Project Communication

Flickr photo by loop_oh
Project managers who are effective communicate 90% of the time. There are no misunderstandings, there are only failures to communicate. Project managers communicate using different media to convey a message. The message could be sent to one person, a select group of team leaders, project sponsors, or the entire team. To avoid communication failures, it is crucial for project managers to get the message across the first time.
The three main components of projects are the scope, schedule, budget. The primary responsibility of the project manager is to determine the scope of the project using the work breakdown structure (WBS). The WBS is a hierarchical numbering system, which is accompanied by a brief description of each node. The WBS facilitates stakeholder communication. The WBS dictionary provides the complete details (inputs and outputs, assumptions, etc.) of each WBS package at the technical scope that is being controlled and delivered. The project managers and their teams break down or subdivide the major project deliverables into smaller, more manageable pieces. After completing the Project Plan and WBS dictionary, the technical scope baseline is fully communicated. Configuration management is then done.

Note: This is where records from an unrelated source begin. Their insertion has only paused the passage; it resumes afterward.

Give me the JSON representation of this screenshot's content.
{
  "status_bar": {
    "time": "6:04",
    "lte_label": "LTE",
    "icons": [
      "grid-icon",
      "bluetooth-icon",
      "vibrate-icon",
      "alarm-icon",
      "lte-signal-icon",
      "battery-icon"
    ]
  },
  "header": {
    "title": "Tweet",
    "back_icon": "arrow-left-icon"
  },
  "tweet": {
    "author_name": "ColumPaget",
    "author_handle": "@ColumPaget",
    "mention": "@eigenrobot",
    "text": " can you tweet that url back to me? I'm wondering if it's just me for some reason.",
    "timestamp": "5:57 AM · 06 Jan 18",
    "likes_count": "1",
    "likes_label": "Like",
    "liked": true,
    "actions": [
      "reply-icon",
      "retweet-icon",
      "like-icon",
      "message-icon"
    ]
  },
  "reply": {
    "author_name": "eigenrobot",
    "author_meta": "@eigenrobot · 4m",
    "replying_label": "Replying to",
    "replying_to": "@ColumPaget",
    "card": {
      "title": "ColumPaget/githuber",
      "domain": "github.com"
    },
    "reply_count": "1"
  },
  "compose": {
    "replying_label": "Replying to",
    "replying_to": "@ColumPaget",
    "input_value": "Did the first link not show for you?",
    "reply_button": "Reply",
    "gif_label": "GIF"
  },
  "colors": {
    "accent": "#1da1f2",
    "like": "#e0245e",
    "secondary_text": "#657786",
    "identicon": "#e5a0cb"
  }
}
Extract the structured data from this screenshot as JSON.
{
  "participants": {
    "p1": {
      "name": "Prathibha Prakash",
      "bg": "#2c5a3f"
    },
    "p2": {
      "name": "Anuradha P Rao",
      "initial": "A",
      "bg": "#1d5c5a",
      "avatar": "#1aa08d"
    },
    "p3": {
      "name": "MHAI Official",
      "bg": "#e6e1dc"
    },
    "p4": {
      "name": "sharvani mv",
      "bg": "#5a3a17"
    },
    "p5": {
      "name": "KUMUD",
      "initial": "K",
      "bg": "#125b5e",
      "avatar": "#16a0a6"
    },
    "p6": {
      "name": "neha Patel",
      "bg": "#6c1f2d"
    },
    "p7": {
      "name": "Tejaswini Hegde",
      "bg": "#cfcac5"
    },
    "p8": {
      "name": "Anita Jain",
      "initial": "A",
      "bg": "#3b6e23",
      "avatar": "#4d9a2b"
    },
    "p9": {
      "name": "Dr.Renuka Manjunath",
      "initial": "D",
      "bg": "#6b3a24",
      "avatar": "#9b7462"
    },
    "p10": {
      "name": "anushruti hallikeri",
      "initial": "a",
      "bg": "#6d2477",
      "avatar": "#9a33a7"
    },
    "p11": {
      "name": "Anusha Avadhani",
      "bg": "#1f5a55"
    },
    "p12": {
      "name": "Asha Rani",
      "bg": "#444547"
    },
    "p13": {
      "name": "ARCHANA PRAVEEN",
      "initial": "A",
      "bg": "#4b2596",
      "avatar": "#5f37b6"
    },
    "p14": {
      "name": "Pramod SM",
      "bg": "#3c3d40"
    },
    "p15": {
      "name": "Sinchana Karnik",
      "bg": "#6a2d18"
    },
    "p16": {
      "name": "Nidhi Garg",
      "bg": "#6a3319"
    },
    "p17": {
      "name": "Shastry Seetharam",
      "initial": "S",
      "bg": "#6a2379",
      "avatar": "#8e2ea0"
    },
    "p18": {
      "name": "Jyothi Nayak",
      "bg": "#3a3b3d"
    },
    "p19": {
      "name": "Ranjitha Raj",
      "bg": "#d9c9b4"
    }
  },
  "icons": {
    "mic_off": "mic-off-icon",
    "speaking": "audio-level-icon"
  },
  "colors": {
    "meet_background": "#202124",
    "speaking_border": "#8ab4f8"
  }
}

The detailed schedule is created semi-concurrently to the WBS dictionary activity. The technical scope of the detailed schedule is reflected in a series iterative processes that gradually expand the WBS into sub-activities. At the reporting level 3, control accounts are established. WBS level 4 is where cost accounts are established. The technical scope of the account is controlled and delivered according to the WBS dictionary. 1) Activity definition, 2) Activity duration estimation, 3), Activity dependencies, 4), Activity resource assignments, 5), Critical Path Review, 6), Resource loaded network (RLN), acceptance. These processes are performed by project technical experts with the help of project controls to ensure a formal, agreed-to, realistic, and bought-in plan. Before establishing the baseline schedule, the project manager must accept the RLN.
To achieve costing and performance metrics, the RLN is used to feed into the earned value budget application, such as Deltek Cobra. This is where scope has been defined, communicated and elaborated. Then, resources have been logically assigned to achieve the desired results. This is where the WBS level 4-basis of estimating (BOE), is captured. The technical scope is then controlled and delivered. A BOE’s primary function is to record the reasoning behind the development of WBS level 4 estimates (e.g. specific tools and techniques that were used to develop the time and cost estimates in order to produce the deliverables as defined in the WBS dictionary. Project controls collect cost metrics and apply them to the time estimates made by technical experts in RLN. The RLN uses 1) 0/100 sub-activities that last 160 hours or less, 2) 50/50 sub-activities that last 160+ hours to max 320hrs, and 3) interim milestones that last 320+ hours using?steps? The corresponding finish dates are used to calculate the weighted % completion of sub-activities, 2) 50/50 for 160+ hours to max 320hrs sub-activities, and 3) interim milestones for 320+ hours using?steps? These activities are what produce the initial project cost. Technical experts and project managers then apply the contingency reserve to critical path activities, thereby producing the project budget. The management reserve is the cost baseline for high probability events. High impact events are considered high risk.
The project manager integrates the technical, schedule, and cost baselines.